Why Tech’s Voice Could Sway Federal Immigration Policy
Tech leaders have a history of shaping the debate on federal power. During the 2017 travel-ban litigation, dozens of companies filed amicus briefs warning of harms to innovation and competitiveness. Employee pressure also pushed Google to exit Project Maven and led several firms to tighten ethical guidelines around facial recognition and government AI. Worker groups now argue that public, coordinated CEO engagement—calls to senior officials, on-the-record statements, and clear product guardrails—can help de-escalate immigration operations and set enforceable norms for how technology is deployed.

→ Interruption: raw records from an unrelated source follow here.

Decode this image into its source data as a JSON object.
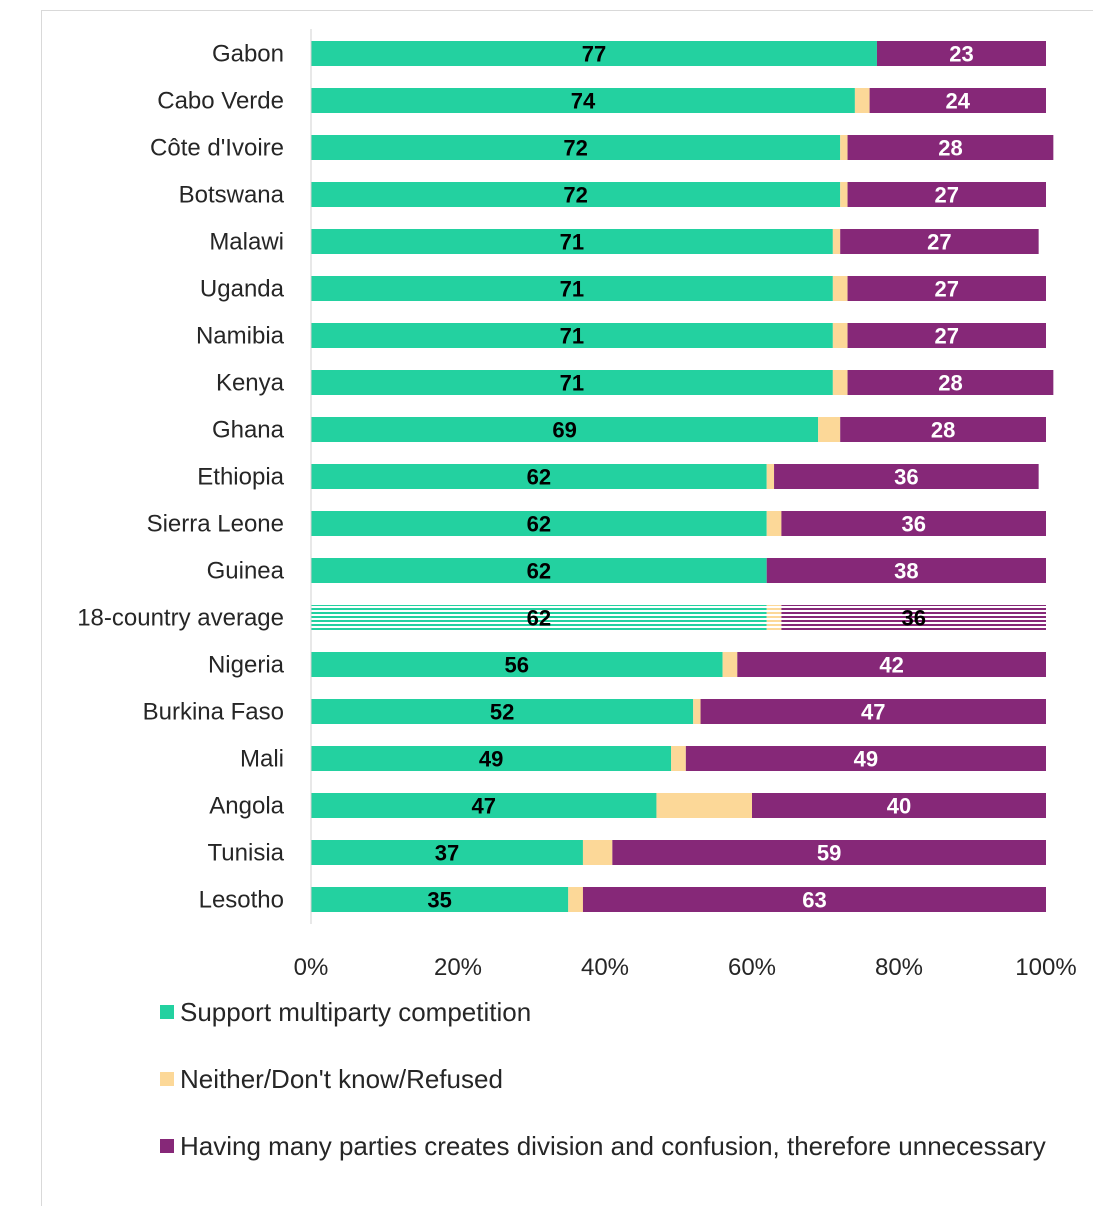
{
  "chart_data": {
    "type": "bar",
    "orientation": "horizontal",
    "stacked": true,
    "categories": [
      "Gabon",
      "Cabo Verde",
      "Côte d'Ivoire",
      "Botswana",
      "Malawi",
      "Uganda",
      "Namibia",
      "Kenya",
      "Ghana",
      "Ethiopia",
      "Sierra Leone",
      "Guinea",
      "18-country average",
      "Nigeria",
      "Burkina Faso",
      "Mali",
      "Angola",
      "Tunisia",
      "Lesotho"
    ],
    "series": [
      {
        "name": "Support multiparty competition",
        "color": "#23d1a0",
        "label_color": "#000000",
        "values": [
          77,
          74,
          72,
          72,
          71,
          71,
          71,
          71,
          69,
          62,
          62,
          62,
          62,
          56,
          52,
          49,
          47,
          37,
          35
        ]
      },
      {
        "name": "Neither/Don't know/Refused",
        "color": "#fcd898",
        "values": [
          0,
          2,
          1,
          1,
          1,
          2,
          2,
          2,
          3,
          1,
          2,
          0,
          2,
          2,
          1,
          2,
          13,
          4,
          2
        ]
      },
      {
        "name": "Having many parties creates division and confusion, therefore unnecessary",
        "color": "#862878",
        "label_color": "#ffffff",
        "values": [
          23,
          24,
          28,
          27,
          27,
          27,
          27,
          28,
          28,
          36,
          36,
          38,
          36,
          42,
          47,
          49,
          40,
          59,
          63
        ]
      }
    ],
    "labeled_series": [
      0,
      2
    ],
    "hatched_category": "18-country average",
    "xlim": [
      0,
      100
    ],
    "xticks": [
      "0%",
      "20%",
      "40%",
      "60%",
      "80%",
      "100%"
    ],
    "legend_position": "bottom",
    "title": "",
    "xlabel": "",
    "ylabel": ""
  }
}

What Comes Next For CEOs Amid Mounting Employee Pressure
The open letter outlines concrete steps:
- Immediate outreach to federal decision-makers
- Transparent reviews of contracts that touch immigration enforcement
- Public commitments not to build or host tools that facilitate mass surveillance or indiscriminate raids
Boards are being asked to oversee these reviews, while employees are urging internal town halls to surface ethical red lines.
The broader question is whether tech’s most influential executives will use their access to push for restraint—or remain on the sidelines as workers, patients, and community members grieve. After the killing of Alex Pretti, organizers say incremental statements are not enough. They want CEOs to prove that the industry’s oft-stated values—safety, accountability, and respect for human rights—extend beyond product roadmaps and into the public square.